Gratitude is, according to Webster:

\Grat"i*tude\, n. [F. gratitude, LL. gratitudo, from gratus agreeable, grateful. See Grate, a.] The state of being grateful; warm and friendly feeling toward a benefactor; kindness awakened by a favor received; thankfulness.

Gratitude is hard. It leaves you feeling obligated to another. That person has rendered you a service or done you a favor. You are obliged to that person. You owe him or her something. It makes you feel, I don't know exactly, but sometimes, maybe, a little uneasy. Especially if you didn't ask that person to do something for you or on your behalf. You owe, at minimum, a thank you to that person.

Grand Central Station, in NYC, since September 11, 2001, has been guarded full time by members of the NY State National Guard. These civilian soldiers stand there, armed, and guard the terminal. They have been taken away from their lives and their families and they stand and walk and watch the terminal. Sometimes they look for suspicious people and sometimes, like me, I have to think that they are wondering whether that tall brunette walking through the terminal is not wearing any underwear at all or just a really thin thong. Nonetheless, it is clear that they protect us. It is clear that they do so at personal risk to themselves and at a cost to their families and employers.

I have been thinking about these part-time soldiers for awhile now. I feel gratitude towards them. I am grateful for their sacrifice in making me safe and, in the process, giving up their own lives for my benefit. Today, and not for the first time, I thanked two of them and expressed my gratitude.

I said to each of them, something along the lines of the following:

Excuse me. I just wanted to thank you for your service. Thank you for being away from your families and keeping me safe during my commute. I'm sure a lot of people think that when they see you, but I wanted to tell you. Thank you.

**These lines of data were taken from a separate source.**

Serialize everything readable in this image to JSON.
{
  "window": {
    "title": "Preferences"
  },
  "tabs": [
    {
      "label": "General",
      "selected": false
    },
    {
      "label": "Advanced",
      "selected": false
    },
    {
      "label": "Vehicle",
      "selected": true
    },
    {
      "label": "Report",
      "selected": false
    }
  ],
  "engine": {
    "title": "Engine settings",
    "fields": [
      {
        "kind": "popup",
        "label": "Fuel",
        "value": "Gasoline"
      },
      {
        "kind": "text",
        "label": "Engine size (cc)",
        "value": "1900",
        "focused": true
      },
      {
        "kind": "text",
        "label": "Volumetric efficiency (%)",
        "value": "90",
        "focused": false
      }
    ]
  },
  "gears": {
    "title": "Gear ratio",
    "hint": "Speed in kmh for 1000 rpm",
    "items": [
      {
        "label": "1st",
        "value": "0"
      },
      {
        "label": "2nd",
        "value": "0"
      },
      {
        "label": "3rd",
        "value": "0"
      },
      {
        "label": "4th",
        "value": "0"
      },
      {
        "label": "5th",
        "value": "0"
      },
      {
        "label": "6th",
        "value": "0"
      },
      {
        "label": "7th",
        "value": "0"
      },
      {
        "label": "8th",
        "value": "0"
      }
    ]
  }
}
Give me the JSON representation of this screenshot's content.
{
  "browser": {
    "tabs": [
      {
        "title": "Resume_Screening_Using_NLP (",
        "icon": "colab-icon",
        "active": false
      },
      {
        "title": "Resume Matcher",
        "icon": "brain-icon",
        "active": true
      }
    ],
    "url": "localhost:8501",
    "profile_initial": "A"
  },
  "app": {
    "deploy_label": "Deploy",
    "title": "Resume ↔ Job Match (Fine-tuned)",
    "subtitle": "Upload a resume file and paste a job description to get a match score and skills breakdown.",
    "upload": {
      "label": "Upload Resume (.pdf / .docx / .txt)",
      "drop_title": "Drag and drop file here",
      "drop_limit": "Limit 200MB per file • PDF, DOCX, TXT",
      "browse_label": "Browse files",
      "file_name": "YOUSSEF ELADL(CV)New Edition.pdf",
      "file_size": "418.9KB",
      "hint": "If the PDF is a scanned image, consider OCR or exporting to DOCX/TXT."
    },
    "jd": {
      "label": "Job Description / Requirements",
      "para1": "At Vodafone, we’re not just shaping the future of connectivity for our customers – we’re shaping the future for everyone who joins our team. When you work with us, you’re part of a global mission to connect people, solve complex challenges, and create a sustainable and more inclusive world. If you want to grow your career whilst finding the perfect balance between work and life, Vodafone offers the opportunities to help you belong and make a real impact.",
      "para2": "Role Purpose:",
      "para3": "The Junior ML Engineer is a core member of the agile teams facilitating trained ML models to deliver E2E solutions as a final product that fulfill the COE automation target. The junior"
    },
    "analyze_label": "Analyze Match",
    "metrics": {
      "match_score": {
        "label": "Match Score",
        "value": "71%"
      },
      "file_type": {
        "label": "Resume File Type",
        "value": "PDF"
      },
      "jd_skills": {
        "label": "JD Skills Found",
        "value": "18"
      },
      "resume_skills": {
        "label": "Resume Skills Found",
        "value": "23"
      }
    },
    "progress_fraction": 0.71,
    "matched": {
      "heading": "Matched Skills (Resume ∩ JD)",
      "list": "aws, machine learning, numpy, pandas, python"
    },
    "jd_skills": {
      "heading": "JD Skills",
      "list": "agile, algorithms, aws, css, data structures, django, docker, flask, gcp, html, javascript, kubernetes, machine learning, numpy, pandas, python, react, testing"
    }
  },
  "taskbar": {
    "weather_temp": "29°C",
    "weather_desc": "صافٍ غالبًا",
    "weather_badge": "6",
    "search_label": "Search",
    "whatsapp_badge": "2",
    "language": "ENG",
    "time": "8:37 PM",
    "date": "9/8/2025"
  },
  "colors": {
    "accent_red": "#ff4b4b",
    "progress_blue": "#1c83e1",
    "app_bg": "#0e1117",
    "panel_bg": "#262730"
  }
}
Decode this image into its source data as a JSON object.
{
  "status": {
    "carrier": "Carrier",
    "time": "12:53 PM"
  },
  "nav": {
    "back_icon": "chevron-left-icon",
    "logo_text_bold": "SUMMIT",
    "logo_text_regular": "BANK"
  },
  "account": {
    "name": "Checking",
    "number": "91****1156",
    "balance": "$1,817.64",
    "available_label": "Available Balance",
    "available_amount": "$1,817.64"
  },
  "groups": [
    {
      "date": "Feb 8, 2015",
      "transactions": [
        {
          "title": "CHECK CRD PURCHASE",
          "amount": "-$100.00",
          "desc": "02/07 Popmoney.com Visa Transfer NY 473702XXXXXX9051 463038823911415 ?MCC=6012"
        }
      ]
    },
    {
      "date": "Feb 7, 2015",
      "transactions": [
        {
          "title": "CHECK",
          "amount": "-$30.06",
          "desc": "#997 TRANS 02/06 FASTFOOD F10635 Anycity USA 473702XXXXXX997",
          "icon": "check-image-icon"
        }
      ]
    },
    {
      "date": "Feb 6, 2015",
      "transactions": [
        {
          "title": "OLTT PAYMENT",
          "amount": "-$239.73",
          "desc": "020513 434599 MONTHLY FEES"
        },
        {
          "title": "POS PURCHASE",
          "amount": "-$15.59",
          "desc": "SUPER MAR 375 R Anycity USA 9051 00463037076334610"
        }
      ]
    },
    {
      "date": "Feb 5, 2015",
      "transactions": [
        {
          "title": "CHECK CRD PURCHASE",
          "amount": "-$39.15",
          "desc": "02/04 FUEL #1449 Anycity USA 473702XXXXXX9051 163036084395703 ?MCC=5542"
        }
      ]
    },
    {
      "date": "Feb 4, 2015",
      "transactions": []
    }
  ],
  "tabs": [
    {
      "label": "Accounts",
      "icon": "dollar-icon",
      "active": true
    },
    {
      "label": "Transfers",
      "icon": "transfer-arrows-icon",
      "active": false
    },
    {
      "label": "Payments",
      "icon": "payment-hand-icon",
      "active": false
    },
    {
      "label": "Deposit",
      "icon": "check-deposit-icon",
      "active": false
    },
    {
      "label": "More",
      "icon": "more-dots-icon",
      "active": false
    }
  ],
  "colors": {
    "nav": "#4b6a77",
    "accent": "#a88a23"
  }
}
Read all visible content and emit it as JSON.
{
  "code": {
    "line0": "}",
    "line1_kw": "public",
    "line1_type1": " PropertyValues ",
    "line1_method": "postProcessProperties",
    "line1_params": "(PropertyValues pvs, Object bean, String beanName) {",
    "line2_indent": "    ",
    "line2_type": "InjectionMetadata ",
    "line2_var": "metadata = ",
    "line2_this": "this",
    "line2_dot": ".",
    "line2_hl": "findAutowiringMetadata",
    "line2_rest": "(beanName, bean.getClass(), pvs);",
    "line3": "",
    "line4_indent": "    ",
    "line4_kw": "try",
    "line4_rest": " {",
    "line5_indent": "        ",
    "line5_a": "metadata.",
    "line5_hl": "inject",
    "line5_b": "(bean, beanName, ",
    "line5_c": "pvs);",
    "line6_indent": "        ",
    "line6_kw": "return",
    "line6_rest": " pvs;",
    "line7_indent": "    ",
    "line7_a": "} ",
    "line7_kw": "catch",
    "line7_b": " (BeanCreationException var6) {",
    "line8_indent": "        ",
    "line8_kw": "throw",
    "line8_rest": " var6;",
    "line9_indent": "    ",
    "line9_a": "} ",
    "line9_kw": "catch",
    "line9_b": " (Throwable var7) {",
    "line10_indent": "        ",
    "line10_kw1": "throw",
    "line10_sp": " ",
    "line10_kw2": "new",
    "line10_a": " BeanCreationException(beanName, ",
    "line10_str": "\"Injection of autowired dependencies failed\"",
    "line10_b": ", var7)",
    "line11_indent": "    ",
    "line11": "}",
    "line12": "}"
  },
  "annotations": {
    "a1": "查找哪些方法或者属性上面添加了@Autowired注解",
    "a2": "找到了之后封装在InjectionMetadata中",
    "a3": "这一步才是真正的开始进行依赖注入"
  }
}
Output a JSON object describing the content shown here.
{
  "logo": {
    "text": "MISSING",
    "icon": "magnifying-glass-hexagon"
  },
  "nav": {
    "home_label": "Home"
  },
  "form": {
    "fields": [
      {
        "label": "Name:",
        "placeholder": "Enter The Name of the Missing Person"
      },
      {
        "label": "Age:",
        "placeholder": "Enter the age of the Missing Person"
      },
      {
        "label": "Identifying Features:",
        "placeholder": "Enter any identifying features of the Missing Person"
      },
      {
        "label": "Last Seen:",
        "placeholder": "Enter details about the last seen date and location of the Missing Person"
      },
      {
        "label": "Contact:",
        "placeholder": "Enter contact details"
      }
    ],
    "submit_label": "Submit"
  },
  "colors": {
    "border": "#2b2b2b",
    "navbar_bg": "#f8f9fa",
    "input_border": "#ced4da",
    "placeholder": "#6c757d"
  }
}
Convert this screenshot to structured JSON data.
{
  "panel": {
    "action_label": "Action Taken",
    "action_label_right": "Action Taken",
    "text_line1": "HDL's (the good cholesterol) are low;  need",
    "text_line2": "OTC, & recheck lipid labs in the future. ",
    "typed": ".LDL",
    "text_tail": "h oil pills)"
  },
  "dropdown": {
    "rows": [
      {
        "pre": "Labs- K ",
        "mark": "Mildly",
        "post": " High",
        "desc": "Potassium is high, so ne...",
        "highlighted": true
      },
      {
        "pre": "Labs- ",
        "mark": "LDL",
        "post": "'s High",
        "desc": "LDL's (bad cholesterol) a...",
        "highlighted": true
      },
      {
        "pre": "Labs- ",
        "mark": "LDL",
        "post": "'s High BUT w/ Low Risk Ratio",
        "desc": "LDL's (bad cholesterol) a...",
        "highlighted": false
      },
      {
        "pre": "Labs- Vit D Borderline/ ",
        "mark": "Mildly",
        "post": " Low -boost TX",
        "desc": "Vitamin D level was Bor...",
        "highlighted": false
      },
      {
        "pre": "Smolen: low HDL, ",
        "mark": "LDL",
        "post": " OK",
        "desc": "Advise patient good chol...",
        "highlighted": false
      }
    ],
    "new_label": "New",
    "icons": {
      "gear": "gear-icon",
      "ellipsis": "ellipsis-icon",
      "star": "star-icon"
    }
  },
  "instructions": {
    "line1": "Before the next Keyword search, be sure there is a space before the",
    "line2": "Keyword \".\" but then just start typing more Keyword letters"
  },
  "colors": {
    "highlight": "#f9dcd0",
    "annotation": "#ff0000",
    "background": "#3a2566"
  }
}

Gratitude is hard to express. It can make you feel goofy, standing there in the middle of Grand Central Station, thanking a total stranger. But it seemed worth it. Each of the soldiers I thanked seemed surprised and then happy.

It was the least I could do, I figured.

Posted by Random Penseur at July 20, 2004 09:44 AM

Nice touch, RP. I bet your thankyou made a world of difference for those two.

Posted by: Jim at July 20, 2004 11:16 AM

Thank you, Jim.

Posted by: RP at July 20, 2004 12:26 PM

Rp, a mencsch-like thing do do. Nice job.
By the way the good news is the tall brunette was not wearing underwear. The bad news is I had to ride all the way to Port Jervis before I had the opportunity to find out.

Posted by: stolypin at July 20, 2004 04:14 PM

I knew it all along! And Ivan, I gotta think that the ride was worth it.

Thank you for your nice comment, by the way.

Posted by: Random Penseur at July 20, 2004 09:34 PM

I don't know RP, Port Jervis is a helluva price to pay for the privilege.

Posted by: stolypin at July 21, 2004 10:26 AM

I've never actually been to Port Jervis but I suppose it depends on how Sharon Stone she was prepared to be, if you get my reference, and I bet you do.